Day-Glo® : a moniker describing shades of orange, pink, green, blue, and yellow so bright they seem almost incandescent. The Day-Glo® Designer’s Guide, a trade catalogue in the Cooper Hewitt National Design Library, was published in 1969 at the height of the psychedelic era. The catalogue celebrates Day-Glo® colors at the peak of their popularity with the youth culture of the time, but the Day-Glo® story began much earlier.

In the early 1930s, brothers Robert and Joseph Switzer, the sons of a pharmacist, began exploring naturally fluorescent compounds.  As an experiment, they took a black light (a long-wavelength, ultraviolet lamp) into their father’s storeroom where they observed a number of drugs glowing. The compounds were excited by the lamp’s invisible light. The brothers combined some of the compounds with pigment and shellac. They painted the fluorescing mixtures on props and costumes that Joseph would use in a magic act. Their interests piqued, the brothers worked to develop the first black light fluorescent paint. To exploit its commercial potential, the Switzers started a business in 1934.

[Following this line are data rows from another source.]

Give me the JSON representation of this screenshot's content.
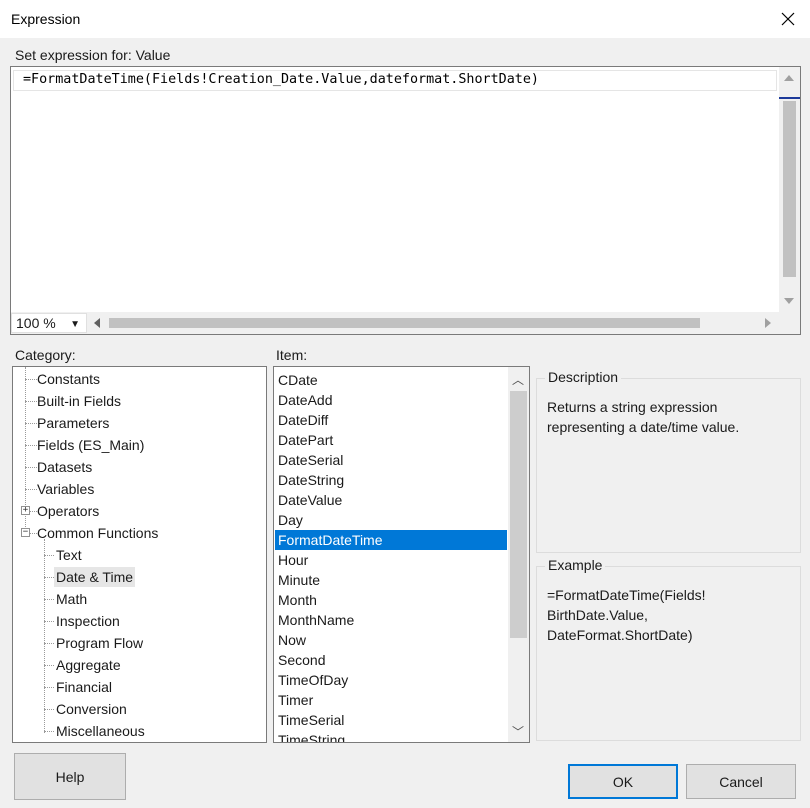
{
  "window": {
    "title": "Expression"
  },
  "expression": {
    "label": "Set expression for: Value",
    "value": "=FormatDateTime(Fields!Creation_Date.Value,dateformat.ShortDate)",
    "zoom": "100 %"
  },
  "category": {
    "label": "Category:",
    "items": [
      "Constants",
      "Built-in Fields",
      "Parameters",
      "Fields (ES_Main)",
      "Datasets",
      "Variables",
      "Operators",
      "Common Functions"
    ],
    "sub_items": [
      "Text",
      "Date & Time",
      "Math",
      "Inspection",
      "Program Flow",
      "Aggregate",
      "Financial",
      "Conversion",
      "Miscellaneous"
    ],
    "selected": "Date & Time"
  },
  "item": {
    "label": "Item:",
    "items": [
      "CDate",
      "DateAdd",
      "DateDiff",
      "DatePart",
      "DateSerial",
      "DateString",
      "DateValue",
      "Day",
      "FormatDateTime",
      "Hour",
      "Minute",
      "Month",
      "MonthName",
      "Now",
      "Second",
      "TimeOfDay",
      "Timer",
      "TimeSerial",
      "TimeString"
    ],
    "selected": "FormatDateTime"
  },
  "description": {
    "title": "Description",
    "line1": "Returns a string expression",
    "line2": "representing a date/time value."
  },
  "example": {
    "title": "Example",
    "line1": "=FormatDateTime(Fields!",
    "line2": "BirthDate.Value,",
    "line3": "DateFormat.ShortDate)"
  },
  "buttons": {
    "help": "Help",
    "ok": "OK",
    "cancel": "Cancel"
  },
  "icons": {
    "close": "close-icon",
    "expand": "plus-expander-icon",
    "collapse": "minus-expander-icon",
    "scroll_up": "chevron-up-icon",
    "scroll_down": "chevron-down-icon"
  },
  "colors": {
    "selection": "#0078d7",
    "default_button_border": "#0078d7"
  }
}
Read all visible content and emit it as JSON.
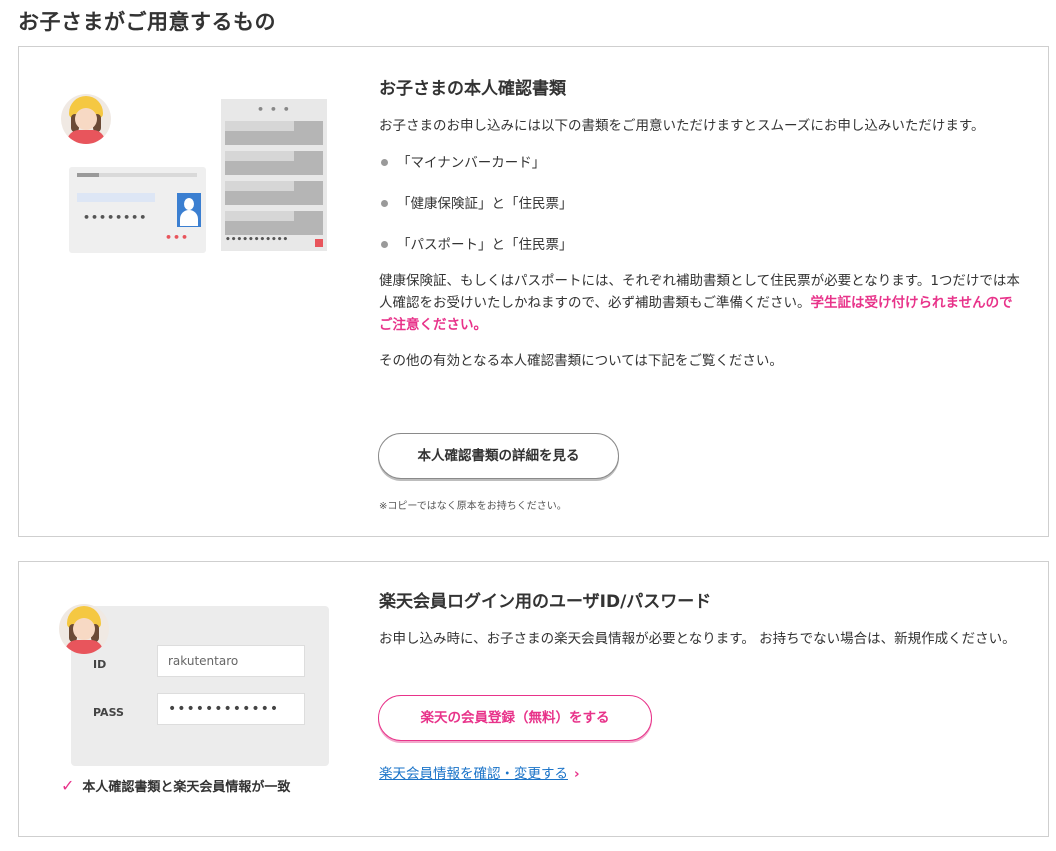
{
  "page": {
    "title": "お子さまがご用意するもの"
  },
  "colors": {
    "accent": "#e8338a",
    "link": "#1a73c8",
    "border": "#cfcfcf"
  },
  "id_section": {
    "title": "お子さまの本人確認書類",
    "intro": "お子さまのお申し込みには以下の書類をご用意いただけますとスムーズにお申し込みいただけます。",
    "documents": [
      "「マイナンバーカード」",
      "「健康保険証」と「住民票」",
      "「パスポート」と「住民票」"
    ],
    "note_text": "健康保険証、もしくはパスポートには、それぞれ補助書類として住民票が必要となります。1つだけでは本人確認をお受けいたしかねますので、必ず補助書類もご準備ください。",
    "alert": "学生証は受け付けられませんのでご注意ください。",
    "other_text": "その他の有効となる本人確認書類については下記をご覧ください。",
    "button_label": "本人確認書類の詳細を見る",
    "footnote": "※コピーではなく原本をお持ちください。",
    "illustration": {
      "card_dots": "••••••••",
      "card_red_dots": "•••",
      "doc_dots_top": "• • •",
      "doc_dots_bottom": "•••••••••••",
      "icons": [
        "child-avatar-icon",
        "id-card-icon",
        "document-icon"
      ]
    }
  },
  "login_section": {
    "title": "楽天会員ログイン用のユーザID/パスワード",
    "text": "お申し込み時に、お子さまの楽天会員情報が必要となります。 お持ちでない場合は、新規作成ください。",
    "register_button": "楽天の会員登録（無料）をする",
    "link_label": "楽天会員情報を確認・変更する",
    "illustration": {
      "id_label": "ID",
      "id_value": "rakutentaro",
      "pass_label": "PASS",
      "pass_value": "••••••••••••",
      "check_text": "本人確認書類と楽天会員情報が一致",
      "icons": [
        "child-avatar-icon",
        "check-icon",
        "chevron-right-icon"
      ]
    }
  }
}
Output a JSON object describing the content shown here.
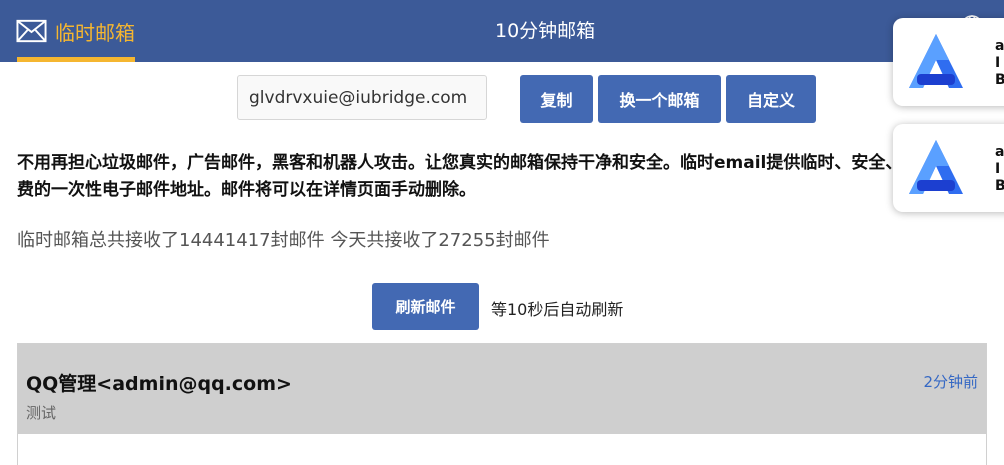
{
  "header": {
    "brand_label": "临时邮箱",
    "page_title": "10分钟邮箱",
    "accent_color": "#f5b630",
    "bar_color": "#3c5a98"
  },
  "mailbox": {
    "address": "glvdrvxuie@iubridge.com",
    "copy_label": "复制",
    "change_label": "换一个邮箱",
    "custom_label": "自定义"
  },
  "intro_text": "不用再担心垃圾邮件，广告邮件，黑客和机器人攻击。让您真实的邮箱保持干净和安全。临时email提供临时、安全、匿名、免费的一次性电子邮件地址。邮件将可以在详情页面手动删除。",
  "stats_text": "临时邮箱总共接收了14441417封邮件 今天共接收了27255封邮件",
  "refresh": {
    "button_label": "刷新邮件",
    "note": "等10秒后自动刷新"
  },
  "emails": [
    {
      "from": "QQ管理<admin@qq.com>",
      "subject": "测试",
      "time": "2分钟前"
    }
  ],
  "ads": [
    {
      "text_line1": "a",
      "text_line2": "I",
      "text_line3": "B"
    },
    {
      "text_line1": "a",
      "text_line2": "I",
      "text_line3": "B"
    }
  ]
}
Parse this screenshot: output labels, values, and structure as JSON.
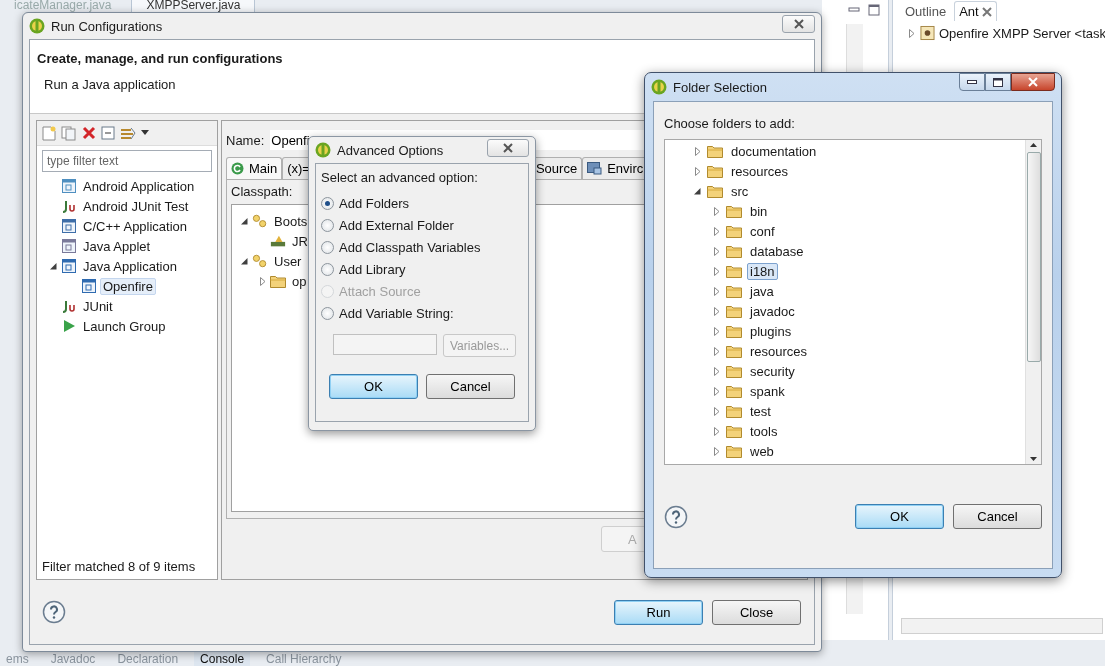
{
  "editor_tabs": [
    {
      "label": "icateManager.java",
      "selected": false
    },
    {
      "label": "XMPPServer.java",
      "selected": true
    }
  ],
  "side_view": {
    "tabs": [
      {
        "label": "Outline",
        "selected": false
      },
      {
        "label": "Ant",
        "selected": true
      }
    ],
    "tree": [
      {
        "label": "Openfire XMPP Server <task",
        "expanded": false
      }
    ]
  },
  "bottom_tabs": [
    {
      "label": "ems",
      "selected": false
    },
    {
      "label": "Javadoc",
      "selected": false
    },
    {
      "label": "Declaration",
      "selected": false
    },
    {
      "label": "Console",
      "selected": true
    },
    {
      "label": "Call Hierarchy",
      "selected": false
    }
  ],
  "run_dialog": {
    "title": "Run Configurations",
    "heading": "Create, manage, and run configurations",
    "subheading": "Run a Java application",
    "filter": {
      "placeholder": "type filter text"
    },
    "configs": [
      {
        "label": "Android Application",
        "kind": "android",
        "selected": false
      },
      {
        "label": "Android JUnit Test",
        "kind": "junit",
        "selected": false
      },
      {
        "label": "C/C++ Application",
        "kind": "cpp",
        "selected": false
      },
      {
        "label": "Java Applet",
        "kind": "applet",
        "selected": false
      },
      {
        "label": "Java Application",
        "kind": "java",
        "selected": false,
        "expanded": true,
        "children": [
          {
            "label": "Openfire",
            "kind": "java",
            "selected": true
          }
        ]
      },
      {
        "label": "JUnit",
        "kind": "junit",
        "selected": false
      },
      {
        "label": "Launch Group",
        "kind": "launch",
        "selected": false
      }
    ],
    "filter_status": "Filter matched 8 of 9 items",
    "name_label": "Name:",
    "name_value": "Openfi",
    "tabs": [
      {
        "label": "Main",
        "selected": true
      },
      {
        "label": "(x)=",
        "selected": false
      },
      {
        "label": "Source",
        "selected": false
      },
      {
        "label": "Envirc",
        "selected": false
      }
    ],
    "classpath_label": "Classpath:",
    "classpath": [
      {
        "label": "Boots",
        "expanded": true,
        "children": [
          {
            "label": "JR"
          }
        ]
      },
      {
        "label": "User",
        "expanded": true,
        "children": [
          {
            "label": "op",
            "expanded": false
          }
        ]
      }
    ],
    "apply_button": "A",
    "buttons": [
      {
        "label": "Run",
        "default": true
      },
      {
        "label": "Close",
        "default": false
      }
    ]
  },
  "advanced_dialog": {
    "title": "Advanced Options",
    "prompt": "Select an advanced option:",
    "options": [
      {
        "label": "Add Folders",
        "selected": true,
        "disabled": false
      },
      {
        "label": "Add External Folder",
        "selected": false,
        "disabled": false
      },
      {
        "label": "Add Classpath Variables",
        "selected": false,
        "disabled": false
      },
      {
        "label": "Add Library",
        "selected": false,
        "disabled": false
      },
      {
        "label": "Attach Source",
        "selected": false,
        "disabled": true
      },
      {
        "label": "Add Variable String:",
        "selected": false,
        "disabled": false
      }
    ],
    "variables_button": {
      "label": "Variables...",
      "disabled": true
    },
    "buttons": [
      {
        "label": "OK",
        "default": true
      },
      {
        "label": "Cancel",
        "default": false
      }
    ]
  },
  "folder_dialog": {
    "title": "Folder Selection",
    "prompt": "Choose folders to add:",
    "tree": [
      {
        "label": "documentation",
        "expanded": false,
        "selected": false
      },
      {
        "label": "resources",
        "expanded": false,
        "selected": false
      },
      {
        "label": "src",
        "expanded": true,
        "selected": false,
        "children": [
          {
            "label": "bin",
            "expanded": false,
            "selected": false
          },
          {
            "label": "conf",
            "expanded": false,
            "selected": false
          },
          {
            "label": "database",
            "expanded": false,
            "selected": false
          },
          {
            "label": "i18n",
            "expanded": false,
            "selected": true
          },
          {
            "label": "java",
            "expanded": false,
            "selected": false
          },
          {
            "label": "javadoc",
            "expanded": false,
            "selected": false
          },
          {
            "label": "plugins",
            "expanded": false,
            "selected": false
          },
          {
            "label": "resources",
            "expanded": false,
            "selected": false
          },
          {
            "label": "security",
            "expanded": false,
            "selected": false
          },
          {
            "label": "spank",
            "expanded": false,
            "selected": false
          },
          {
            "label": "test",
            "expanded": false,
            "selected": false
          },
          {
            "label": "tools",
            "expanded": false,
            "selected": false
          },
          {
            "label": "web",
            "expanded": false,
            "selected": false
          }
        ]
      }
    ],
    "buttons": [
      {
        "label": "OK",
        "default": true
      },
      {
        "label": "Cancel",
        "default": false
      }
    ]
  }
}
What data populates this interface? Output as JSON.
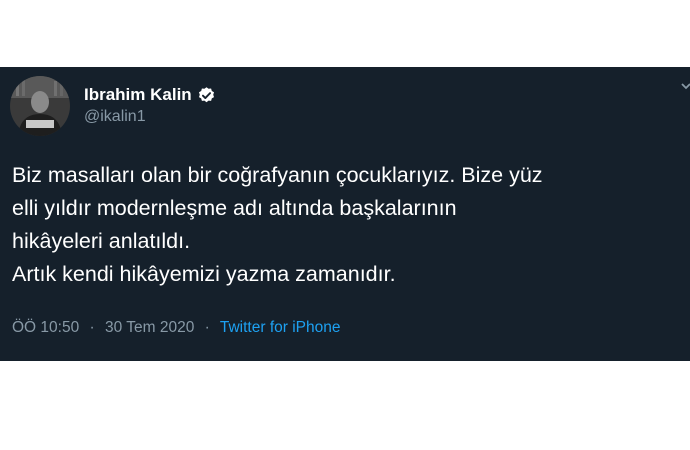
{
  "author": {
    "name": "Ibrahim Kalin",
    "handle": "@ikalin1"
  },
  "tweet": {
    "lines": [
      "Biz masalları olan bir coğrafyanın çocuklarıyız. Bize yüz",
      "elli yıldır modernleşme adı altında başkalarının",
      "hikâyeleri anlatıldı.",
      "Artık kendi hikâyemizi yazma zamanıdır."
    ]
  },
  "meta": {
    "time": "ÖÖ 10:50",
    "separator": "·",
    "date": "30 Tem 2020",
    "source": "Twitter for iPhone"
  },
  "colors": {
    "background": "#15202b",
    "secondary_text": "#8899a6",
    "link": "#1da1f2",
    "verified": "#ffffff"
  },
  "icons": {
    "verified": "verified-badge-icon",
    "more": "chevron-down-icon"
  }
}
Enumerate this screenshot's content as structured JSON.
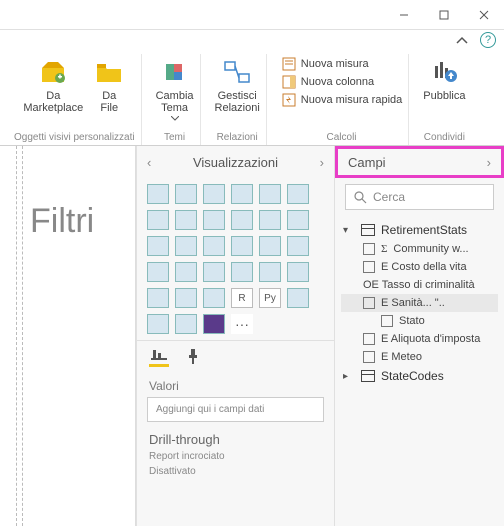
{
  "ribbon": {
    "marketplace": "Da\nMarketplace",
    "file": "Da\nFile",
    "group_visuals": "Oggetti visivi personalizzati",
    "theme": "Cambia\nTema",
    "group_themes": "Temi",
    "relations": "Gestisci\nRelazioni",
    "group_relations": "Relazioni",
    "new_measure": "Nuova misura",
    "new_column": "Nuova colonna",
    "quick_measure": "Nuova misura rapida",
    "group_calc": "Calcoli",
    "publish": "Pubblica",
    "group_share": "Condividi"
  },
  "canvas": {
    "watermark": "Filtri"
  },
  "viz": {
    "header": "Visualizzazioni",
    "values_label": "Valori",
    "well_placeholder": "Aggiungi qui i campi dati",
    "drill_header": "Drill-through",
    "drill_sub1": "Report incrociato",
    "drill_sub2": "Disattivato"
  },
  "fields": {
    "header": "Campi",
    "search_placeholder": "Cerca",
    "tables": [
      {
        "name": "RetirementStats",
        "expanded": true,
        "cols": [
          {
            "label": "Community w...",
            "sigma": true
          },
          {
            "label": "E Costo della vita"
          },
          {
            "label": "OE Tasso di criminalità",
            "nocb": true
          },
          {
            "label": "E Sanità... \"..",
            "selected": true
          },
          {
            "label": "Stato",
            "indent": true
          },
          {
            "label": "E Aliquota d'imposta"
          },
          {
            "label": "E Meteo"
          }
        ]
      },
      {
        "name": "StateCodes",
        "expanded": false
      }
    ]
  }
}
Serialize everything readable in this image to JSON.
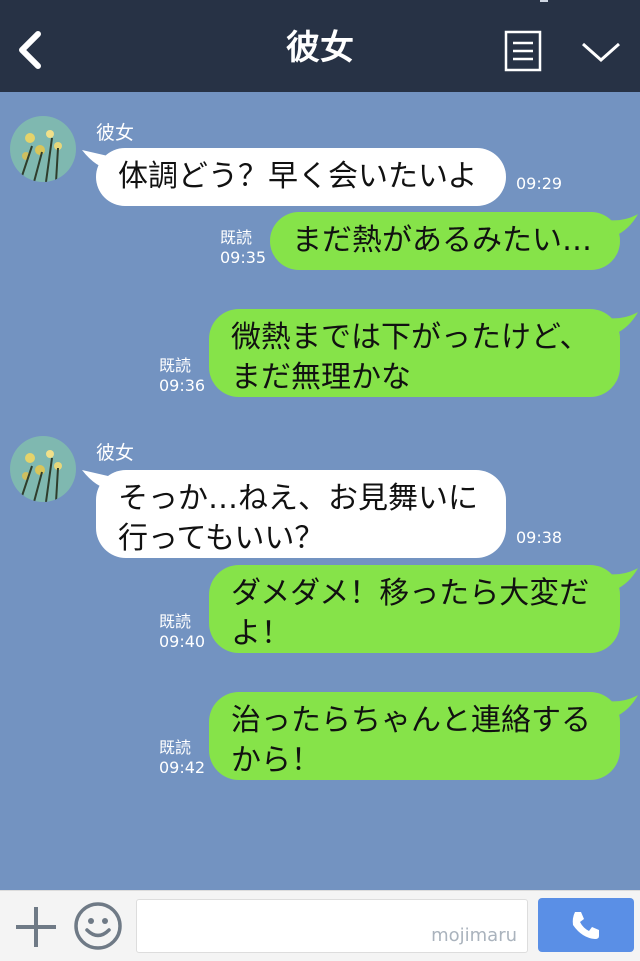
{
  "header": {
    "title": "彼女"
  },
  "contact_name": "彼女",
  "messages": [
    {
      "text": "体調どう？早く会いたいよ",
      "time": "09:29"
    },
    {
      "line1": "まだ熱があるみたい…",
      "read": "既読",
      "time": "09:35"
    },
    {
      "line1": "微熱までは下がったけど、",
      "line2": "まだ無理かな",
      "read": "既読",
      "time": "09:36"
    },
    {
      "line1": "そっか…ねえ、お見舞いに",
      "line2": "行ってもいい？",
      "time": "09:38"
    },
    {
      "line1": "ダメダメ！移ったら大変だ",
      "line2": "よ！",
      "read": "既読",
      "time": "09:40"
    },
    {
      "line1": "治ったらちゃんと連絡する",
      "line2": "から！",
      "read": "既読",
      "time": "09:42"
    }
  ],
  "footer": {
    "watermark": "mojimaru"
  },
  "colors": {
    "header": "#273245",
    "background": "#7393c1",
    "bubble_out": "#86e349",
    "bubble_in": "#ffffff",
    "call_button": "#5a8fe6"
  }
}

The glowing pigments were initially used in merchandizing and industry, for posters, displays, and safety applications. Near the start of World War II, the brothers developed a “daylight fluorescent” pigment. During the war, the US military put the  pigment and pigment-treated fabrics to multiple uses, such as visual aids for pilots making night landings on aircraft carriers. Throughout the 1940s and 1950s, the Switzer brothers created new paints, and in 1952, their company obtained a federal registration of the trademark “DAY-GLO®”.  In the 1960s, fluorescent paints and inks flourished in advertising, packaging, graphics, and the arts. The brothers took two important actions in 1969: they changed the name of their company—known since 1946 as Switzer Brothers, Inc., it became the Day-Glo Color Corporation; and they published this catalogue to showcase their industry-leading work.

In the hedonistic youth culture of the 1960s and early 1970s, black light-illuminated Day-Glo®  imagery became popular in night clubs and discotheques. Fluorescent pigments created a color-saturated, “mind-blowing” psychedelic experience; revelers felt transported to another world. A generation of pop artists adopted Day-Glo® pigments as an expressive medium. Furnishings, clothing, and accessories colored with Day-Glo® appeared more vibrant and “hip” to consumers than those in conventional palettes. The dynamic imagery of car advertisements targeting young American males popped off the page when rendered in Day-Glo®  fluorescents, evoking unrestrained speed and power (image below). 

Page featuring images of automobile advertisements, from The Day-Glo® Designer’s Guide

Page featuring images of automobile advertisements, from The Day-Glo® Designer’s Guide.

I remember when the iconic album cover for Disraeli Gears, by the British rock band Cream, first came out (image below, top right). It was revolutionary—appreciated by contemporary music and art lovers alike. It just seemed like the coolest, most amazing album cover out there. Disraeli Gears was a shock to the eye and traditional sensibilities—wildly colored, psychedelic, and mysterious.

Page with images of album covers and posters, from The Day-Glo® Designer's Guide.

Page with images of album covers and posters, from The Day-Glo® Designer’s Guide.

Many of these images are fondly nostalgic to me. Undeniably eye-catching, these colors found their way into advertising, packaging, fashion, and the fine arts. They became a symbol of 1960s pop culture. In today’s high tech world of digitally-produced visuals, the Day-Glo® palette may be just another bygone medium. Despite their age, the dazzling hues remain a part of popular culture: instantly recognizable tropes of 1960s psychedelic exuberance. 

Elizabeth Broman is a Reference Librarian at the Cooper Hewitt, Smithsonian Design Library. 

2 thoughts on “Strange Brew: Creating Fluorescent Pigments

I remember the posters designed for concerts at the Fillmore Ballroom in San Francisco, where I grew up. The all-over designs (like “We’re all mad” above were made even more arresting by the Day-Glo® colors.

As a poster artist fir the Fillmore East I was very excited when these pigments were produced. Tho they are eye-catching there was one little problem — these colors faded quickly when exposed to sunlight / daylight. I did tests at the time and the colors practically disappeared after a week. I now print my posters using Pigmented Inks which never fade in daylight.